All in all, it was as good as a meeting like this can be.  I just want to crawl into bed with my laptop and watch Weeds and knit for a few weeks now, that's all.  

Monday, April 5, 2010

The Anger Response

Blink has always been the kind of child with, shall we say, strong feelings.  It wouldn't do him justice as a person to describe him as an angry child — that wouldn't touch his brilliance, his sense of humor, his creativity.  But the truth is, he is angry a lot of the time. Anger is his default response.  It's easier for him to start yelling than it is so sort through complicated emotions and communicate nuance.

It's no fun to live in a household full of angry outbursts. (Trust me).  So this is an area we've been working on a lot lately.  Blink's therapist suggested we label his angry behavior for him. So I've been simply saying, "That's yelling, Blink," telling him it isn't allowed, and telling him what he can say or do in the situation.
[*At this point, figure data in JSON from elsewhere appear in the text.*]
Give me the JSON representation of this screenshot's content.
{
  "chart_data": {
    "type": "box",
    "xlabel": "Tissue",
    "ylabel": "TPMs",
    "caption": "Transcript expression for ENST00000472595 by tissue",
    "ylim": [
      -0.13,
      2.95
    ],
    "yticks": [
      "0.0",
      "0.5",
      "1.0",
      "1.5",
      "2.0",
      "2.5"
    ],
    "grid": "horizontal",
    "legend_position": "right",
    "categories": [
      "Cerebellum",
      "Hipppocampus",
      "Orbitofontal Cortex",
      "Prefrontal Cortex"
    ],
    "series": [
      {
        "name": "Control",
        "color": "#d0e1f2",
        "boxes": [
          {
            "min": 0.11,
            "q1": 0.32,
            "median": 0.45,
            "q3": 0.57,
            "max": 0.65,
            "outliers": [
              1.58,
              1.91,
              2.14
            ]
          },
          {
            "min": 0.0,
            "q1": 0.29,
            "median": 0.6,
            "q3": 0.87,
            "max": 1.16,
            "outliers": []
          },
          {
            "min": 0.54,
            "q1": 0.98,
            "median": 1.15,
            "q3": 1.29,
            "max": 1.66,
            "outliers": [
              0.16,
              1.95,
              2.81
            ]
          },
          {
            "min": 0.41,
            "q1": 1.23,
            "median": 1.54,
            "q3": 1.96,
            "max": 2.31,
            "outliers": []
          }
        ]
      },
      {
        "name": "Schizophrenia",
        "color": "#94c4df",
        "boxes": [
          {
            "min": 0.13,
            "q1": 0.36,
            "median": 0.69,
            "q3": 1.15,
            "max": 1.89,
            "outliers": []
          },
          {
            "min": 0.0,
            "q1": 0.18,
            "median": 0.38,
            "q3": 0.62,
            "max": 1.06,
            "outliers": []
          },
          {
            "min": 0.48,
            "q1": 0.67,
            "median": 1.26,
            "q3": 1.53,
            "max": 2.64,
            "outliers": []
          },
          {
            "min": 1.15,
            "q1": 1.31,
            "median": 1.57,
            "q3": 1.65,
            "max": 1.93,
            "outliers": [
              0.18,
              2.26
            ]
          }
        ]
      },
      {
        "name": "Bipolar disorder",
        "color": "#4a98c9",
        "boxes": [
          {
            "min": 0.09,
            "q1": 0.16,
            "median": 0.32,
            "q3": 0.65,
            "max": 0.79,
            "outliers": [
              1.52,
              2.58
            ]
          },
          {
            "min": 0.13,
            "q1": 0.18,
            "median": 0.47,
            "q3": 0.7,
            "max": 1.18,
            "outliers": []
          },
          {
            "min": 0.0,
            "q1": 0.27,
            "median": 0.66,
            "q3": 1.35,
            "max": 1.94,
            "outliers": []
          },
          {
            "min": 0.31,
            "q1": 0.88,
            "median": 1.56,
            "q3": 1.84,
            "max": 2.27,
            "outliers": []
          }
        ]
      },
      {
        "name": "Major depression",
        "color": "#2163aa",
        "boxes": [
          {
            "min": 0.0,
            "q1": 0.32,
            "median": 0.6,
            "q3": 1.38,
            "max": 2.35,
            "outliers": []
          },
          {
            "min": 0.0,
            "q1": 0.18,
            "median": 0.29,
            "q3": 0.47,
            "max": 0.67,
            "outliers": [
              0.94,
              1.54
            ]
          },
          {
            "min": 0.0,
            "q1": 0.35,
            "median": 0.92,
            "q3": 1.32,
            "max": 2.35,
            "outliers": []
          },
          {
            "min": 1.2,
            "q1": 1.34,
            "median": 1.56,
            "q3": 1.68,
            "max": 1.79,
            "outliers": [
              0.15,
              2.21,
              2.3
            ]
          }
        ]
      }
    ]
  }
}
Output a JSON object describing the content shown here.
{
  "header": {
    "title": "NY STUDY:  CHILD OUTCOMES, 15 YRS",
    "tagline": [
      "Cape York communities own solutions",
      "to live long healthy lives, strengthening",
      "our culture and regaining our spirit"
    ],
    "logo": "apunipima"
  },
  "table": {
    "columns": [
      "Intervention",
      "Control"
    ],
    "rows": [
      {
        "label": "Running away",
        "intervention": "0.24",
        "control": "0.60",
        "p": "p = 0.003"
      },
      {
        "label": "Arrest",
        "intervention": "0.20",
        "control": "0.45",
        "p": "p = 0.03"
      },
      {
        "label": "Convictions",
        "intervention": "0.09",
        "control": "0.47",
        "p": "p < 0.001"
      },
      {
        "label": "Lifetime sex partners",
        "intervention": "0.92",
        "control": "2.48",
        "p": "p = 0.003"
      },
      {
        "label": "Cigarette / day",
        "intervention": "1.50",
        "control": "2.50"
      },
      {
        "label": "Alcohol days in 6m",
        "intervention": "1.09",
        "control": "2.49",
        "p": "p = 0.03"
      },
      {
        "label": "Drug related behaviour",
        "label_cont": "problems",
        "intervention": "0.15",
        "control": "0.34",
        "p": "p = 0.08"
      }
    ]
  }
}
To tell the truth, I've been working on this for months -- it's hard to internalize new responses to situations and summon forth a new boilerplate response when my adrenaline is skyrocketing from dealing with the explosive situation. But slowly, it's starting to feel (more) natural and normal. I've made great strides in distancing myself from the situation.

Something clicked for me this weekend. Blink was upstairs in the playroom, alone, playing with his legos, and had been for quite a while. It was a gorgeous day and I called up to see if he wanted to go play outside.

"NO!!!!" was the thunderous response.  As if I said, "Blink, would you like to go to get a painful medical procedure done?"

I paused for a moment and said, "You sound really angry. Did it make you mad that I asked you if you wanted to go and play?"


"Uh, no, I think my throat is kind of scratchy and that's why it sounded like I was mad," he explained.

"Oh, so you didn't mean to sound like you were mad?"

"No. Maybe we can play in a few minutes."

"OK, sounds good."

And then 5 minutes later, he came outside to find me and we played basketball for 15 minutes.

This little encounter renewed my goal of not getting personally invested in his anger, labeling it for him appropriately, and helping him see when it's the wrong response.  It's like his wires are crossed and everything diverts to anger. If I don't add my own intensity to it, he can (often) find a course correction.

In other news, Blink's school re-evaluation results meeting is today. I'm nervous. I'll feel a lot better once this is done.